Nicolás Zambrana Tévar , Professor of International Private Law of the University of Navarra
Freedom and secession
Spanish law does not conceive that two or more persons can commit themselves to each other for life. If they do so, any of them will be able to request at some point the termination of the bond that unites them. This is the case with contracts of economic content or with marriage. The laws understand, therefore, that loyalty should not be eternal. Freedom, on the other hand, must be absolute, with the only limit being the freedom of others. On the political level, this absolute freedom is called sovereignty and, in Spain, it falls on the Spanish people, who can decide to do what they want with this freedom. There are no brakes, no restrictions. Moreover, the Spanish people could decide to disappear and turn the 19 autonomous communities into as many sovereign states. That is to say: to do the hara kiri. Can we be scandalized, therefore, that this is exactly what one of our territories intends to do?
It could be said that there is a nationalism goal and a subjective one. The first would demand that a population and a territory have their own State because, historically, they are different. The second would not deign to enter into historical disquisitions. His reasoning would be simpler: we are a free human group and we have the right to decide about ourselves as individuals and as group. The only requirement is that your decision does not affect the freedom of others, and does it affect you? No, they could say, perfectly well: how does it affect you that we have our own soccer team, how does it affect you that we have our own seat in the United Nations? Yes it does affect us, we could reply, that you no longer support us economically, with your taxes and with your booming trade, but we try to keep this argument in our pockets because it seems selfish, not them, but us, selfish and in bad taste.
However, this is the truth, subjective nationalism has been brought about by us, making freedom an idol before whom we prostrate ourselves and who prostrates himself before no one. It is very easy to construct the identity of a human group , very easy. Countless historians, such as the recently deceased Hobsbawm, have attested to how tradition is invented and, if it is not invented, it is adulterated or only the parts of it that favor our ends are chosen. But then comes freedom, a complete freedom, which sets itself up as an ethical rule , to justify that where before there were two of us, or a large group , now some want to go their own way. And selfishness will not be of those who want to separate, breaking the word given for a thousand years, it will be of those who do not want to let them go to fulfill their own "destiny".

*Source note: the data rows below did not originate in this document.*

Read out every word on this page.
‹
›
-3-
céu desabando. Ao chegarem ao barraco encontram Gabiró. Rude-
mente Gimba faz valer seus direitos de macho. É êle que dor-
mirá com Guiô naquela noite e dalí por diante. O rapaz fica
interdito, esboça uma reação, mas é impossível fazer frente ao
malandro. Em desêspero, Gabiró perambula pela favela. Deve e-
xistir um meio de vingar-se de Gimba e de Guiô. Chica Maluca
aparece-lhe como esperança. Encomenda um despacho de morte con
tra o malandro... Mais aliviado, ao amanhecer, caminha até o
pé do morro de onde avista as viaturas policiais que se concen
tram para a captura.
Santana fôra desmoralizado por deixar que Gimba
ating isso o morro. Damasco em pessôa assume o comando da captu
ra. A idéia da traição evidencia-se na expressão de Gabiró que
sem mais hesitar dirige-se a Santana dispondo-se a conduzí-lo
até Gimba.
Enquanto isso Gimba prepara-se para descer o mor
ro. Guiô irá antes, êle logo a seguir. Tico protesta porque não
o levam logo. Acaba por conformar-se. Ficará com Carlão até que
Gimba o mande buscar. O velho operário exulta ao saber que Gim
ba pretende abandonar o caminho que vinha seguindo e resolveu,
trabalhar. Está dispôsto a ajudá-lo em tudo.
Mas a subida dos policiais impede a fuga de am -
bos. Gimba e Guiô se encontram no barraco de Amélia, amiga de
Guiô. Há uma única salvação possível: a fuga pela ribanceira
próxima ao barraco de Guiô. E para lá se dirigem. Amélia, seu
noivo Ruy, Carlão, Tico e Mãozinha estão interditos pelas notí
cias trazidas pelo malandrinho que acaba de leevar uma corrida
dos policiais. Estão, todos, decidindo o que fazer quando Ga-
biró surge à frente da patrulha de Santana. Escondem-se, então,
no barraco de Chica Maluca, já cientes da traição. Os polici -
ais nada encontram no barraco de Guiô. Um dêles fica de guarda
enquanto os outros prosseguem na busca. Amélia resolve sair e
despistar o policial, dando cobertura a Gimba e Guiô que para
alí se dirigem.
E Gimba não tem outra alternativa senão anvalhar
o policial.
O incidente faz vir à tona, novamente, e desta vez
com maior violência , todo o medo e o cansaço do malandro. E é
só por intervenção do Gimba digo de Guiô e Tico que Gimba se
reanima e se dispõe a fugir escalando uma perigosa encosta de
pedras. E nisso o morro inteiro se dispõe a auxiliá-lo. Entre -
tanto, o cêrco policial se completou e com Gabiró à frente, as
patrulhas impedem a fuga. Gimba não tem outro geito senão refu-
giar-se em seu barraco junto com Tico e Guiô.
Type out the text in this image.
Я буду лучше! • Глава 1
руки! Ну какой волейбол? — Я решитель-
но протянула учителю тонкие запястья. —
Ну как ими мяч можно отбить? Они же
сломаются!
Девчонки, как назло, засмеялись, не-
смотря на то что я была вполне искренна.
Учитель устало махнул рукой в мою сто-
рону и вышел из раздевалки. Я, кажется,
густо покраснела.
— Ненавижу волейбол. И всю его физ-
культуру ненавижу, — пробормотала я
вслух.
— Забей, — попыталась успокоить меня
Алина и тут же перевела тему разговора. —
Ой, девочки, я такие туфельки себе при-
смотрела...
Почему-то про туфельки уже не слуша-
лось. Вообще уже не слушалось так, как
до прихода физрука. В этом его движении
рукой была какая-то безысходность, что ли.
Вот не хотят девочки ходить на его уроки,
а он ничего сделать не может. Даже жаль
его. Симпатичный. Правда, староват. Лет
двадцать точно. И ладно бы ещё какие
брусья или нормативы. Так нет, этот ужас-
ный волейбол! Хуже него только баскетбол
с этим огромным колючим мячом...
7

If we want to account for the phenomenon of independence, let us not hold our hands over our heads, I repeat, arguing that their leaders have simply miscalculated the welfare of their voters because, separated, they will be in a narrower economic status . That would be like someone trying to dissuade a man from getting divorced, because without his wife he will be more uncomfortable. The main argument to try to convince that man would have to be his duty to be faithful, which prevents him from exercising the freedom to break the promise made. But no, if someone were to invoke the example of divorce, or that of a mutual financial aid contract, to illustrate the problem of secession, it would be to emphasize that yes, any human relationship can be broken, that it is right that it should be broken, if any of those who compose it so wish. So, before we try to clean our neighbor's house, perhaps we should first look under our own carpets.